Grant number: 19/00213-0
Support type:Scholarships in Brazil - Scientific Initiation
Effective date (Start): June 01, 2019
Effective date (End): May 31, 2020
Field of knowledge:Health Sciences - Medicine
Principal Investigator:Iscia Teresinha Lopes Cendes
Grantee:Alexandre Barcia de Godoi
Home Institution: Faculdade de Ciências Médicas (FCM). Universidade Estadual de Campinas (UNICAMP). Campinas , SP, Brazil
Associated research grant:13/07559-3 - BRAINN - The Brazilian Institute of Neuroscience and Neurotechnology, AP.CEPID

Abstract

Epilepsies are defined as a set of chronic disorders characterized by changes in the pattern of electrical discharges generated by the brain. Among the most diverse types of epilepsies, Mesial Temporal Lobe Epilepsy (MTLE) stands out due to its prevalence and the high presence of resistance to pharmacological treatments. Because of the difficulty in predicting which patients will be resistant to drug therapy, alternative treatments to reduce seizures, such as surgeries, may take many years to be indicated. Therefore, the search for new biomarkers of pharmacological resistance is necessary.
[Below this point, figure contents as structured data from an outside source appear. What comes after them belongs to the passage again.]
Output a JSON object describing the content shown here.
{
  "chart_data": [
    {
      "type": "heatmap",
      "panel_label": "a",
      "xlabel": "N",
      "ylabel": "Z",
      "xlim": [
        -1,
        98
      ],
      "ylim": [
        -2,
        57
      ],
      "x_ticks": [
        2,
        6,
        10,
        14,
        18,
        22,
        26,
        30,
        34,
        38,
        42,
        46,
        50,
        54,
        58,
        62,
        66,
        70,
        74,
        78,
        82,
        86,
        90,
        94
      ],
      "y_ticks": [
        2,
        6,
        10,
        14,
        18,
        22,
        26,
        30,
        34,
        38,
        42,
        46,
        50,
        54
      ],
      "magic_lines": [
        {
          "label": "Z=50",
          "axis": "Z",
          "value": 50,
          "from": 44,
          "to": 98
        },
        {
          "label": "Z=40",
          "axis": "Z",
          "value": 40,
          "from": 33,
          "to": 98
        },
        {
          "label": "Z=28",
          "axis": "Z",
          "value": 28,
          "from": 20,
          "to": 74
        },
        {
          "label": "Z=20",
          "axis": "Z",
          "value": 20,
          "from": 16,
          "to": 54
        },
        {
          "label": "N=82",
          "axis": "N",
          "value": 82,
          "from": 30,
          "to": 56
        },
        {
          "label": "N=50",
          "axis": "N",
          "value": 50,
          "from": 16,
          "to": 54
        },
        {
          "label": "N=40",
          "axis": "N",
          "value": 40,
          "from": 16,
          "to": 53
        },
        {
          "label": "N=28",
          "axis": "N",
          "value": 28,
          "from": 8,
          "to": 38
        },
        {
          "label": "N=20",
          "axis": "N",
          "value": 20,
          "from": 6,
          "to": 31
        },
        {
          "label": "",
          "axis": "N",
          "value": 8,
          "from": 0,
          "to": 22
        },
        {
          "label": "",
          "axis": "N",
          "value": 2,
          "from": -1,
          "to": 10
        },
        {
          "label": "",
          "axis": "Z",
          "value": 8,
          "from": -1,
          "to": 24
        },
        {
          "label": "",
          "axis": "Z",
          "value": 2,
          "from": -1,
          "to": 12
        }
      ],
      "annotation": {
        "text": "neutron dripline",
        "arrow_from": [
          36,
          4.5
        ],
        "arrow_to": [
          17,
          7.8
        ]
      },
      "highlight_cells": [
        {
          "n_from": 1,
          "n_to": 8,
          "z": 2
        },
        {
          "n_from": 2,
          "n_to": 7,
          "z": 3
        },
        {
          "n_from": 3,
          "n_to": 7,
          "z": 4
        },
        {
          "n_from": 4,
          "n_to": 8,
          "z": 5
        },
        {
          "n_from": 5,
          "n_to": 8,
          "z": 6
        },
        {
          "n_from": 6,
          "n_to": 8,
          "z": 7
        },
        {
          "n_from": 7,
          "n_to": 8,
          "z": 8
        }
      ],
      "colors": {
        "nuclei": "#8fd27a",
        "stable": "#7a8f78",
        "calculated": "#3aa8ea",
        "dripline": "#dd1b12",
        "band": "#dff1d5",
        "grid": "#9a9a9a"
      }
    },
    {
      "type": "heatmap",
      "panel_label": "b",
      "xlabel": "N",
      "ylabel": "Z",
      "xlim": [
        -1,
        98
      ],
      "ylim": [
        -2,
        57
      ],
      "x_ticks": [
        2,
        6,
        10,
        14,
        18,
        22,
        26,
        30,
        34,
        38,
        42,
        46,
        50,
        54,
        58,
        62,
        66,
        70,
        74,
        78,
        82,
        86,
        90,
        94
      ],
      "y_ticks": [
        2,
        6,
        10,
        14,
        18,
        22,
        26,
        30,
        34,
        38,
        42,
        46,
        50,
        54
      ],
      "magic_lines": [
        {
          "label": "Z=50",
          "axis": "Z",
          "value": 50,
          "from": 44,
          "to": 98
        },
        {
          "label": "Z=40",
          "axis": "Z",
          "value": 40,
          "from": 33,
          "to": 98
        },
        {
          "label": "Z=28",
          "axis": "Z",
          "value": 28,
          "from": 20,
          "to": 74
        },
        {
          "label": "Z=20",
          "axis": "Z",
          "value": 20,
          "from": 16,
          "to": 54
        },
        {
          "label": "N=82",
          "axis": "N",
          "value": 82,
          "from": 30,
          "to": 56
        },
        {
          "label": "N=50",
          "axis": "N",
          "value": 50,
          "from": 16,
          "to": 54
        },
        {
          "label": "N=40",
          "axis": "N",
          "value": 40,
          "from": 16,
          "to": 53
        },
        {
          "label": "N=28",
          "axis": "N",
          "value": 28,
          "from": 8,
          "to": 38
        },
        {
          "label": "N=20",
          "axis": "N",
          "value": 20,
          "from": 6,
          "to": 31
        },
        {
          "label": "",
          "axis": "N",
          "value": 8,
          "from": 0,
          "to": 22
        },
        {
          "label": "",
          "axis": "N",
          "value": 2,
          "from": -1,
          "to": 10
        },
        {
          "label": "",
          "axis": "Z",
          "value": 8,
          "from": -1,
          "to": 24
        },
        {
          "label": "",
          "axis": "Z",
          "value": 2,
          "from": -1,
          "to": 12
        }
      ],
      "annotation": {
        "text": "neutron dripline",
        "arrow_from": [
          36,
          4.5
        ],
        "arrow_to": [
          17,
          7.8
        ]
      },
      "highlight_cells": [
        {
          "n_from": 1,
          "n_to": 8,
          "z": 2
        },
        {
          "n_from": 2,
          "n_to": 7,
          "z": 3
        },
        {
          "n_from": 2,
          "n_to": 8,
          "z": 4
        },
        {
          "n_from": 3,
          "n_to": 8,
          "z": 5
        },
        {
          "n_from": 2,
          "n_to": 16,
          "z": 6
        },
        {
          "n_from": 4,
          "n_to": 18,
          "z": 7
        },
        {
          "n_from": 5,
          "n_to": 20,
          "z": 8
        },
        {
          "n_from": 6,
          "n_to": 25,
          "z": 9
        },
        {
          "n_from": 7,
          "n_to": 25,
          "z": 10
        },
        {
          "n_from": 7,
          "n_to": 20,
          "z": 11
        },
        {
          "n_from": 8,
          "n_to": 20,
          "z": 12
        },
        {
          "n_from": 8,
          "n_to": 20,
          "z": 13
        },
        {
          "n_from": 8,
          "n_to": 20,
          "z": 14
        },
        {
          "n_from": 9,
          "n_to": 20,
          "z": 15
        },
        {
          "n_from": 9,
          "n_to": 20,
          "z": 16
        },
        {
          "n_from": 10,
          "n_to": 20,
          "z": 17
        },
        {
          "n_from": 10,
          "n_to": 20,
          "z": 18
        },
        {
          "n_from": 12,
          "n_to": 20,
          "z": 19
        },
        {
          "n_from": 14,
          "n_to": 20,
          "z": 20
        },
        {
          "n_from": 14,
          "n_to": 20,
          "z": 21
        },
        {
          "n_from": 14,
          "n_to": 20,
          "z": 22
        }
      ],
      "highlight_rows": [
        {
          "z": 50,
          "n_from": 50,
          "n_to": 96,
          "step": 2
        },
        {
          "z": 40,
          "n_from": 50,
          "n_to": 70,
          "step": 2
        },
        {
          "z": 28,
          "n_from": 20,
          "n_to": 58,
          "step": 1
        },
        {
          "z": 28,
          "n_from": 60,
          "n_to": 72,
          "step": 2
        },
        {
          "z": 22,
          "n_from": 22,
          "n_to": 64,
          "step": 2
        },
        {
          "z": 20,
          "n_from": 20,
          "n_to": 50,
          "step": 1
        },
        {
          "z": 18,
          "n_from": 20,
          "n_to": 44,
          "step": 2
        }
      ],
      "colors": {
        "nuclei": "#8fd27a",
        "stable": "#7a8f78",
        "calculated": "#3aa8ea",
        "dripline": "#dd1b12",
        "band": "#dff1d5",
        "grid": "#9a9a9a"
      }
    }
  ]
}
The metabolomic approach allows us to access the metabolic products of the phenotypic state and to analyze the drug metabolism profile. It also has high sensitivity and specificity in the detection of these analytes. The aim of this project is to analyze the plasma metabolic profile of controls (individuals without a background of epilepsy) and patients with MTLE, divided into two treatment response groups: responsive and resistant, in order to identify biomarkers that may aid in the prediction of pharmacoresistance. The metabolome of patients will be analyzed using the Nuclear Magnetic Resonance Spectroscopy of H¹ (NMR-H) technique, which allows the analysis of complex samples without the need for chromatographic techniques and allows a simpler quantitative analysis of metabolite concentrations. The profiles obtained from both groups of patients will be compared using MestreNova, Matlab, Metaboanalyst and HMDB databases to identify metabolites that may help in the prediction of drug refractoriness in patients with MTLE.